Calculating a harmonic conjugate

Question

Is the following reasoning correct?

Determine a harmonic conjugate to the function \begin{equation} f(x,y)=2y^{3}-6x^{2}y+4x^{2}-7xy-4y^{2}+3x+4y-4 \end{equation}

We first of all check if $f(x,y)$ is indeed a harmonic function. This amounts to show $f(x,y)$ satisfy the two-dimensional Laplace equation \begin{equation} \frac{\partial^{2 }f}{\partial x^{2}}+\frac{\partial^{2} f}{\partial y^{2}}=0 \tag{1} \end{equation} We have $\frac{\partial^{2}f}{\partial x^{2}}=8-12y$ and $\frac{\partial^{2} f}{\partial y^{2}}=12y-8$. Thus, (1) is fulfilled, and so $f(x,y)$ is harmonic.

Next, we seek to determine a harmonic conjugate to the given function.
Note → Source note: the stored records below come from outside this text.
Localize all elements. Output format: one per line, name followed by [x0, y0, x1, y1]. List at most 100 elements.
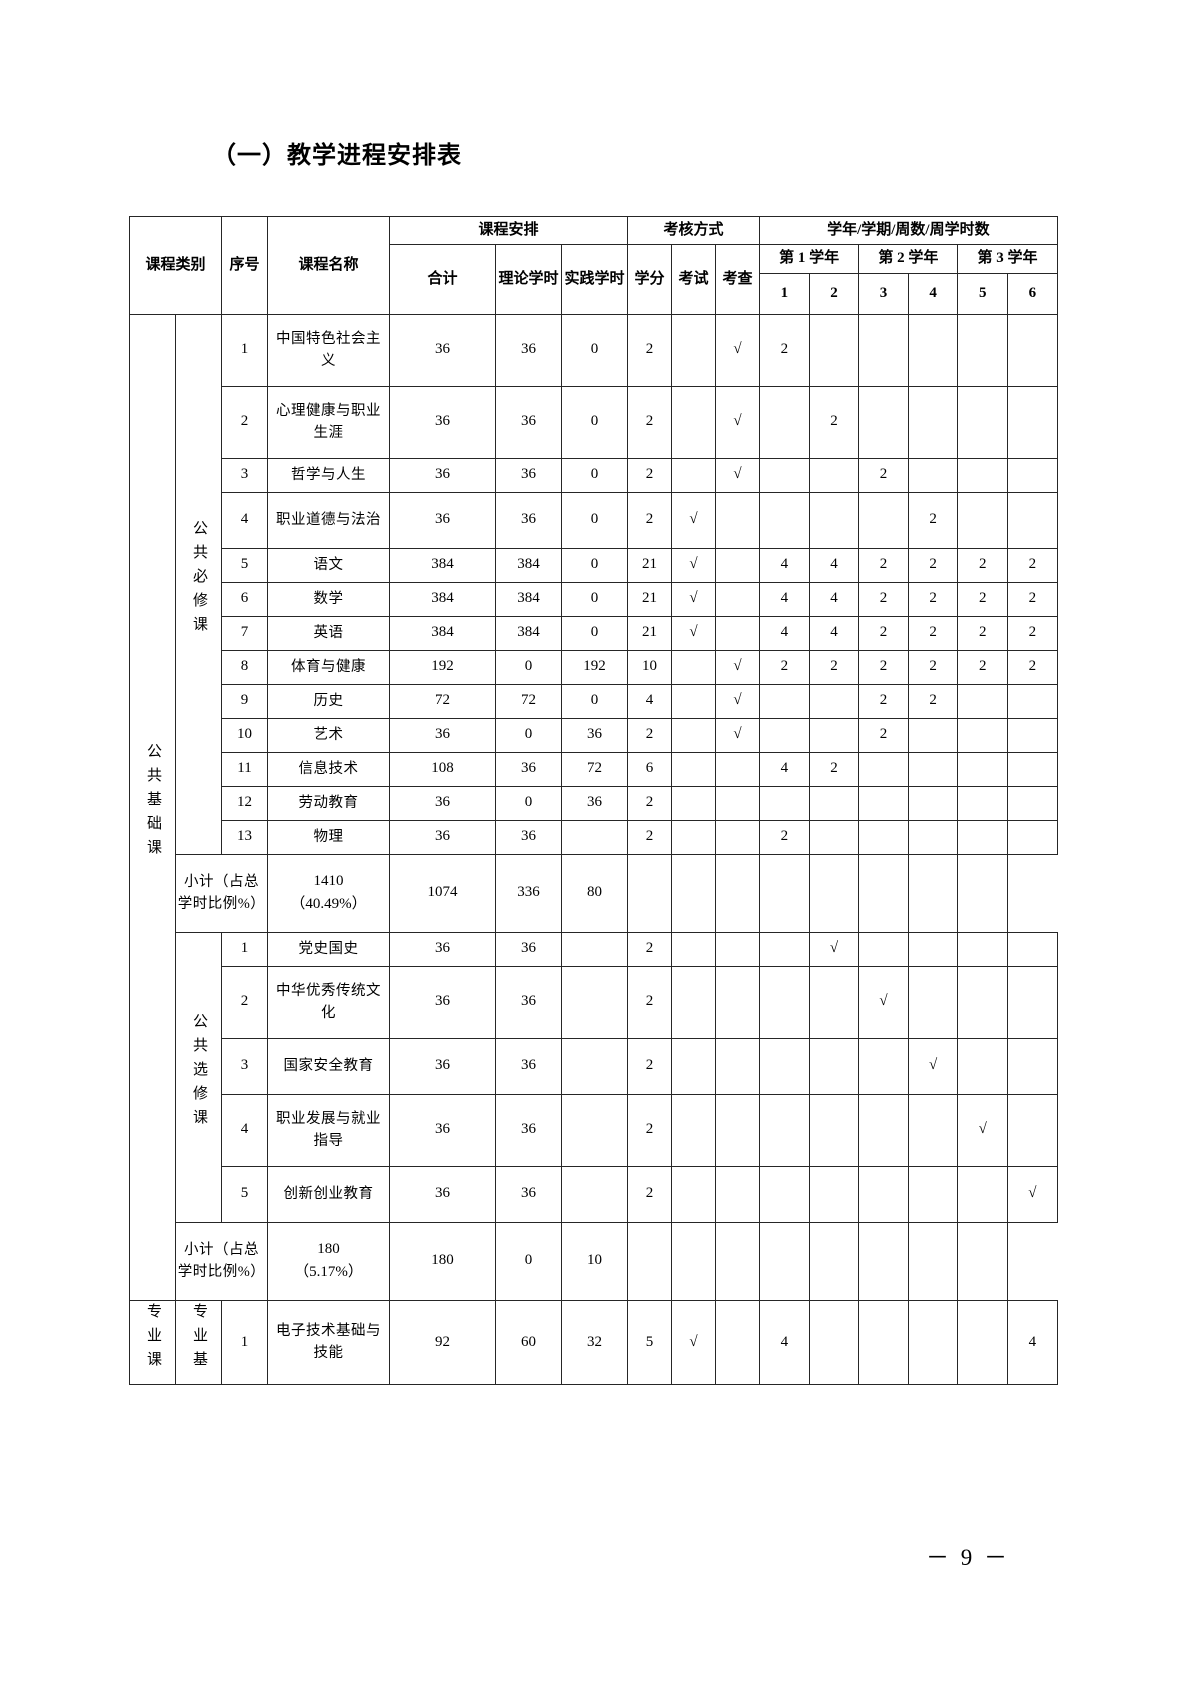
header-credit: 学分: [627, 244, 673, 315]
cell-seq: 3: [221, 457, 269, 493]
cell-theory-hours: 384: [495, 615, 563, 651]
cell-term-2: 4: [808, 615, 860, 651]
cell-term-6: [1007, 1037, 1058, 1095]
cell-exam: [671, 457, 717, 493]
cell-term-2: 2: [808, 649, 860, 685]
cell-seq: 1: [221, 313, 269, 387]
cell-theory-hours: 384: [495, 547, 563, 583]
header-term-6: 6: [1007, 272, 1058, 315]
cell-practice-hours: 0: [561, 547, 629, 583]
cell-credit: 4: [627, 683, 673, 719]
cell-credit: 2: [627, 1093, 673, 1167]
cell-credit: 2: [627, 717, 673, 753]
header-year-term: 学年/学期/周数/周学时数: [759, 215, 1058, 246]
subtotal-term-3: [808, 1221, 860, 1301]
subtotal-term-1: [715, 1221, 761, 1301]
subtotal-term-5: [907, 1221, 959, 1301]
cell-seq: 4: [221, 491, 269, 549]
cell-term-2: [808, 1093, 860, 1167]
cell-term-2: 2: [808, 385, 860, 459]
table-row: 6 数学 384 384 0 21 √ 4 4 2 2 2 2: [130, 581, 1058, 617]
cell-term-6: 4: [1007, 1299, 1058, 1385]
subtotal-practice-hours: 336: [495, 853, 563, 933]
cell-total: 384: [389, 547, 497, 583]
cell-course-name: 劳动教育: [267, 785, 391, 821]
subtotal-term-3: [808, 853, 860, 933]
cell-course-name: 语文: [267, 547, 391, 583]
cell-course-name: 信息技术: [267, 751, 391, 787]
cell-term-6: 2: [1007, 615, 1058, 651]
cell-term-1: 4: [759, 615, 810, 651]
cell-theory-hours: 36: [495, 457, 563, 493]
subtotal-inspect: [671, 1221, 717, 1301]
cell-theory-hours: 36: [495, 1093, 563, 1167]
header-row-2: 合计 理论学时 实践学时 学分 考试 考查 第 1 学年 第 2 学年 第 3 …: [130, 244, 1058, 315]
cell-term-3: 2: [858, 683, 909, 719]
cell-term-1: [759, 1037, 810, 1095]
cell-total: 36: [389, 965, 497, 1039]
cell-term-2: 2: [808, 751, 860, 787]
table-row: 公共基础课 公共必修课 1 中国特色社会主义 36 36 0 2 √ 2: [129, 313, 1058, 1301]
cell-seq: 7: [221, 615, 269, 651]
table-row: 3 国家安全教育 36 36 2 √: [130, 1037, 1058, 1095]
header-total: 合计: [389, 244, 497, 315]
cell-term-3: [858, 751, 909, 787]
cell-course-name: 英语: [267, 615, 391, 651]
cell-seq: 8: [221, 649, 269, 685]
cell-inspect: [715, 819, 761, 855]
table-row: 3 哲学与人生 36 36 0 2 √ 2: [130, 457, 1058, 493]
cell-term-3: [858, 785, 909, 821]
cell-seq: 5: [221, 547, 269, 583]
header-exam: 考试: [671, 244, 717, 315]
cell-theory-hours: 60: [495, 1299, 563, 1385]
header-term-4: 4: [907, 272, 959, 315]
cell-term-1: 2: [759, 819, 810, 855]
cell-term-3: [858, 491, 909, 549]
cell-term-4: 2: [907, 615, 959, 651]
cell-inspect: √: [715, 717, 761, 753]
cell-seq: 1: [221, 1299, 269, 1385]
cell-total: 36: [389, 313, 497, 387]
header-term-1: 1: [759, 272, 810, 315]
cell-term-1: 2: [759, 313, 810, 387]
table-row: 2 心理健康与职业生涯 36 36 0 2 √ 2: [130, 385, 1058, 459]
cell-seq: 2: [221, 385, 269, 459]
table-row: 5 语文 384 384 0 21 √ 4 4 2 2 2 2: [130, 547, 1058, 583]
cell-total: 36: [389, 785, 497, 821]
cell-term-5: [957, 785, 1009, 821]
subtotal-term-2: [759, 1221, 810, 1301]
subtotal-theory-hours: 1074: [389, 853, 497, 933]
cell-term-3: [858, 1037, 909, 1095]
cell-exam: [671, 1037, 717, 1095]
header-theory-hours: 理论学时: [495, 244, 563, 315]
cell-total: 72: [389, 683, 497, 719]
table-body: 公共基础课 公共必修课 1 中国特色社会主义 36 36 0 2 √ 2 2 心理健康与职业生涯 36 3…: [129, 313, 1058, 1385]
cell-practice-hours: [561, 965, 629, 1039]
cell-inspect: √: [715, 313, 761, 387]
cell-credit: 2: [627, 965, 673, 1039]
cell-credit: 2: [627, 385, 673, 459]
cell-term-1: [759, 491, 810, 549]
cell-term-6: [1007, 931, 1058, 967]
cell-term-2: [808, 965, 860, 1039]
cell-total: 36: [389, 1093, 497, 1167]
cell-total: 36: [389, 457, 497, 493]
cell-term-6: [1007, 1093, 1058, 1167]
cell-credit: 2: [627, 785, 673, 821]
cell-term-4: [907, 313, 959, 387]
cell-term-5: [957, 717, 1009, 753]
subtotal-term-2: [759, 853, 810, 933]
cell-term-2: √: [808, 931, 860, 967]
cell-seq: 9: [221, 683, 269, 719]
cell-theory-hours: 36: [495, 965, 563, 1039]
cell-practice-hours: 0: [561, 615, 629, 651]
cell-course-name: 创新创业教育: [267, 1165, 391, 1223]
cell-inspect: [715, 1299, 761, 1385]
cell-term-3: √: [858, 965, 909, 1039]
cell-practice-hours: 36: [561, 717, 629, 753]
cell-term-6: 2: [1007, 547, 1058, 583]
cell-theory-hours: 36: [495, 931, 563, 967]
cell-term-4: 2: [907, 547, 959, 583]
cell-term-5: √: [957, 1093, 1009, 1167]
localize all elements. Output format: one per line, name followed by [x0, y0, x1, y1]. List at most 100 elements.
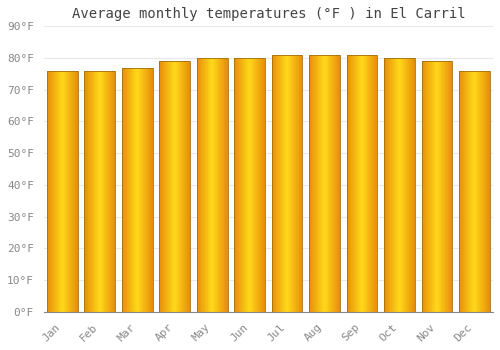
Bar [248, 58, 249, 312]
Bar [407, 58, 408, 312]
Bar [422, 61, 423, 312]
Bar [100, 71, 102, 312]
Bar [261, 58, 262, 312]
Bar [150, 68, 151, 312]
Bar [61, 71, 62, 312]
Bar [129, 68, 130, 312]
Bar [47, 71, 78, 312]
Bar [371, 55, 372, 312]
Bar [282, 55, 283, 312]
Bar [290, 55, 291, 312]
Bar [296, 55, 297, 312]
Bar [206, 58, 207, 312]
Bar [163, 61, 164, 312]
Bar [89, 71, 90, 312]
Bar [388, 58, 390, 312]
Bar [236, 58, 238, 312]
Bar [57, 71, 58, 312]
Bar [484, 71, 485, 312]
Bar [244, 58, 245, 312]
Bar [459, 71, 490, 312]
Bar [184, 61, 186, 312]
Bar [105, 71, 106, 312]
Bar [332, 55, 333, 312]
Bar [260, 58, 261, 312]
Bar [440, 61, 442, 312]
Bar [198, 58, 199, 312]
Bar [224, 58, 225, 312]
Bar [223, 58, 224, 312]
Bar [88, 71, 89, 312]
Bar [276, 55, 277, 312]
Bar [375, 55, 376, 312]
Bar [285, 55, 286, 312]
Bar [462, 71, 463, 312]
Bar [53, 71, 54, 312]
Bar [365, 55, 366, 312]
Bar [97, 71, 98, 312]
Bar [478, 71, 479, 312]
Bar [404, 58, 405, 312]
Bar [410, 58, 411, 312]
Bar [384, 58, 415, 312]
Bar [227, 58, 228, 312]
Bar [280, 55, 281, 312]
Bar [60, 71, 61, 312]
Bar [309, 55, 340, 312]
Bar [76, 71, 77, 312]
Bar [246, 58, 248, 312]
Bar [351, 55, 352, 312]
Bar [337, 55, 338, 312]
Bar [128, 68, 129, 312]
Bar [391, 58, 392, 312]
Bar [301, 55, 302, 312]
Bar [96, 71, 97, 312]
Bar [239, 58, 240, 312]
Bar [164, 61, 165, 312]
Bar [446, 61, 447, 312]
Bar [94, 71, 95, 312]
Bar [168, 61, 170, 312]
Bar [316, 55, 317, 312]
Bar [48, 71, 50, 312]
Bar [207, 58, 208, 312]
Bar [162, 61, 163, 312]
Bar [98, 71, 99, 312]
Bar [427, 61, 428, 312]
Bar [274, 55, 275, 312]
Bar [77, 71, 78, 312]
Bar [110, 71, 112, 312]
Bar [479, 71, 480, 312]
Bar [170, 61, 171, 312]
Bar [134, 68, 135, 312]
Bar [256, 58, 258, 312]
Bar [86, 71, 87, 312]
Bar [412, 58, 414, 312]
Bar [87, 71, 88, 312]
Bar [428, 61, 429, 312]
Bar [489, 71, 490, 312]
Bar [258, 58, 259, 312]
Bar [353, 55, 354, 312]
Bar [339, 55, 340, 312]
Bar [183, 61, 184, 312]
Bar [68, 71, 70, 312]
Bar [131, 68, 132, 312]
Bar [252, 58, 254, 312]
Bar [476, 71, 478, 312]
Bar [472, 71, 473, 312]
Bar [468, 71, 469, 312]
Bar [241, 58, 242, 312]
Bar [139, 68, 140, 312]
Bar [114, 71, 115, 312]
Bar [141, 68, 142, 312]
Bar [202, 58, 203, 312]
Bar [390, 58, 391, 312]
Bar [199, 58, 200, 312]
Bar [309, 55, 310, 312]
Bar [318, 55, 319, 312]
Bar [333, 55, 334, 312]
Bar [235, 58, 236, 312]
Bar [219, 58, 220, 312]
Bar [173, 61, 174, 312]
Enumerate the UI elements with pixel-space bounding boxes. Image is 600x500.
Let $u(x,y)=2y^{3}-6x^{2}y+4x^{2}-7xy-4y^{2}+3x+4y-4$. \begin{equation*} u_{x}=v_{y} \iff -12xy+8x-7y+3=v_{y} \end{equation*} Integrate with respect to $y$ \begin{equation} v=-6xy^{2}+8xy-\frac{7}{2}y^{2}+3y+h(x) \tag{2} \end{equation} where $h(x)$ is a function of $x$ alone. To determine this, we use the second Cauchy-Riemann equation $v_{x}=-u_{y}$ \begin{align*} -u_{y}=v_{x} &\iff 6x^{2}+7x-6y^{2}+8y-4=h'(x)-6y^{2}+8y \\ &\iff h'(x)=6x^{2}+7x-4 \end{align*} Integrating with respect to $x$ we have \begin{equation} h(x)=2x^{3}+\frac{7}{2}x^{2}-4x+C \end{equation} where $C$ is an arbitrary constant. Therefore, if we let $C=0$, then one harmonic conjugate of $u$ is given as: \begin{equation} v=2x^{3}+\frac{7}{2}x^{2}-6xy^{2}+8xy-4x-\frac{7}{2}y^{2}+3y \end{equation}

Answer 1

Yet another shortcut. Since $u$ is harmonic (on the simply connected domain $\mathbb{C}$), there has to be a harmonic conjugate $v$. Let $F = u+iv$ be the corresponding holomorphic function. It follows from (the derivation of) Cauchy-Riemann's equations that: $$ F' = u'_x - i\,u'_y = -12xy + 8x -7y + 3 + i(6x^2+7x-6y^2+8y-4). $$ Let $G(z) = 3 + 8z + i(6z^2+7z-4)$. Then $G(z) = F'(z)$ if $z$ is real, so by the identity theorem, $G = F'$ for all $z$. Hence $$ F(z) = 3z + 4z^2 - 4 + i(2z^3+\frac72z^2-4z+C) $$ for some real constant $C$ (the real part of the constant of integration has to be $4$ to match $u$). Finally $$ v = \operatorname{Im}(F(z)). $$

Answer 2

Your reasoning is correct. I'll give an alternative solution, which works only for polynomials, but can be carried out mechanically: substitute $x=(z+\bar z)/2$ and $y=(z-\bar z)/(2i)$. Result: $$ f(z) = iz^3+ (2+7i/4)z^2+(3/2-2i)z -i\bar z^3 + (2-7i/4) \bar z^2 + (3/2+2i)\bar z - 4$$ The reason this polynomial is harmonic is that no monomial has $z$ and $\bar z$ together. The fact that we started with something real lends it certain symmetry: namely, the terms $$-i\bar z^3 + (2-7i/4) \bar z^2 + (3/2+2i)\bar z$$ are just the complex conjugates of $iz^3+ (2+7i/4)z^2+(3/2-2i)z$. Therefore, $$ f(z) = \operatorname{Re}(2iz^3+ 2(2+7i/4)z^2+2(3/2-2i)z -4)$$ and the imaginary part of same complex polynomial gives the harmonic conjugate of $f$.